Television: ‘Breaking Bad’: ‘Buried’ Too Deep to Resurrect

Aug 21, 2013

Laura Fraser as Lydia            AMC

Laura Fraser as Lydia
AMC

There’s a reason they call it “filthy lucre,” and in “Buried,” the most recently aired episode of “Breaking Bad,” the term is an especially apt archetypal gut punch.

Derived from the Latin word lucrum, which means monetary or other wealth-related gain, “lucre” is a stand-in term for money, as is the Biblical expression “filthy lucre.”
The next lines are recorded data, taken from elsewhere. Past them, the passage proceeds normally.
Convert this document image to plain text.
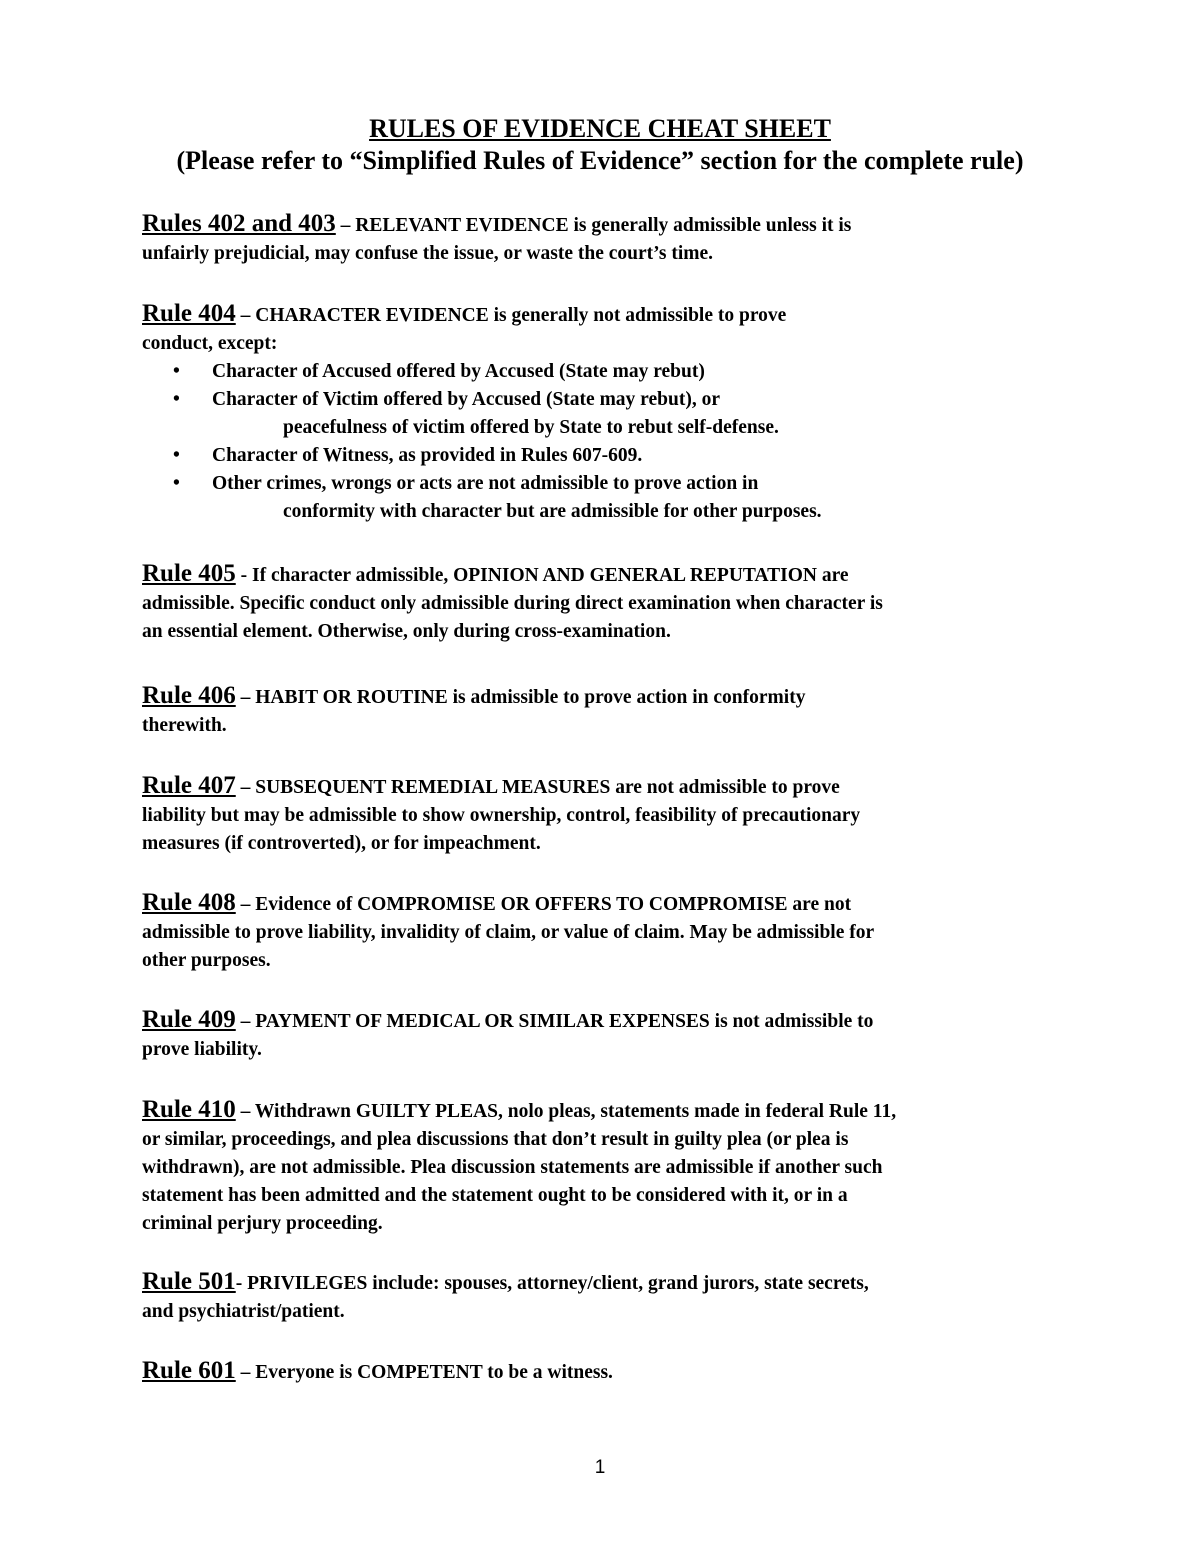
RULES OF EVIDENCE CHEAT SHEET
(Please refer to “Simplified Rules of Evidence” section for the complete rule)

Rules 402 and 403 – RELEVANT EVIDENCE is generally admissible unless it is

unfairly prejudicial, may confuse the issue, or waste the court’s time.

Rule 404 – CHARACTER EVIDENCE is generally not admissible to prove

conduct, except:

• Character of Accused offered by Accused (State may rebut)
• Character of Victim offered by Accused (State may rebut), or
peacefulness of victim offered by State to rebut self-defense.
• Character of Witness, as provided in Rules 607-609.
• Other crimes, wrongs or acts are not admissible to prove action in
conformity with character but are admissible for other purposes.

Rule 405 - If character admissible, OPINION AND GENERAL REPUTATION are

admissible. Specific conduct only admissible during direct examination when character is

an essential element. Otherwise, only during cross-examination.

Rule 406 – HABIT OR ROUTINE is admissible to prove action in conformity

therewith.

Rule 407 – SUBSEQUENT REMEDIAL MEASURES are not admissible to prove

liability but may be admissible to show ownership, control, feasibility of precautionary

measures (if controverted), or for impeachment.

Rule 408 – Evidence of COMPROMISE OR OFFERS TO COMPROMISE are not

admissible to prove liability, invalidity of claim, or value of claim. May be admissible for

other purposes.

Rule 409 – PAYMENT OF MEDICAL OR SIMILAR EXPENSES is not admissible to

prove liability.

Rule 410 – Withdrawn GUILTY PLEAS, nolo pleas, statements made in federal Rule 11,

or similar, proceedings, and plea discussions that don’t result in guilty plea (or plea is

withdrawn), are not admissible. Plea discussion statements are admissible if another such

statement has been admitted and the statement ought to be considered with it, or in a

criminal perjury proceeding.

Rule 501- PRIVILEGES include: spouses, attorney/client, grand jurors, state secrets,

and psychiatrist/patient.

Rule 601 – Everyone is COMPETENT to be a witness.

1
In the religious sense, anything that sways a person off the righteous road, such as the quest for riches and material goods can be considered unclean, leading straight to hell. And nothing says filth – and wealth – like the Plutonian underworld, which generates mineral riches amidst the stones and dirt. At the psychological level, a descent into one’s unconscious can be gloriously life-altering, because it’s where the treasures are buried. You just have to get past the garbage.

In “Buried,” the burial motif and trajectory to the nether regions run through the episode like a jackhammer, affecting the characters differently, according to their mental and spiritual states.

Walt (Bryan Cranston) goes to the middle of the desert, which evokes the metaphoric heat of the Great Below, and starts digging. There he buries and covers his loot to protect its discovery should Jesse, who’s now in custody, spill the beans. After this task, Walt’s exhaustion causes him to collapse from fatigue in his bathroom, the filth-generating part of the home. Apparently no more spiritual showers for him.

Jesse (Aaron Paul) has gone all fuzzed-out Neptune, with apparently little interest in survival. It’s as though he welcomes the hell of his own making via self-burial. Having scattered, like ashes, his share of the cash all over town, Jesse has chosen to recline on a child’s playground fixture, staring at the sky. His outlook is black but his affinity for the things of childhood may save him.

Skyler (Anna Gunn) rejects Walt’s proposition that he’ll give himself up if she promises to keep the money to provide for their children. She suggests that they both stay “quiet” for a while. Like the dead, in the ground.

Hank (Dean Norris) tells Marie (Betsy Brandt) that his career is finished – although “buried” is more thematically accurate –  because no one at the DEA would ever believe he had never figured out Walt was Heisenberg.

Marie dips closer to the edges of hell every time Skyler acknowledges she knew about Walt’s guilt way before Marie could have imagined. In a twist, Marie does a Hades-like turn by attempting to kidnap her infant niece, mirroring that god’s abduction of the maiden Persephone from her mother Demeter.

Lydia (Laura Fraser), assisted by Todd (Jesse Plemons), descends into the mid-desert, below-the-earth meth lab, the source of the blue-hued gems. It’s an executive grab – Pluto rules control – that may prove her undoing, if she can’t restore a high level of quality to her meth output.

In the mythic sense, time in hell can be transformative. We’ve got six more episodes to find out which characters’ cosmic passports bear an exit visa from the underworld.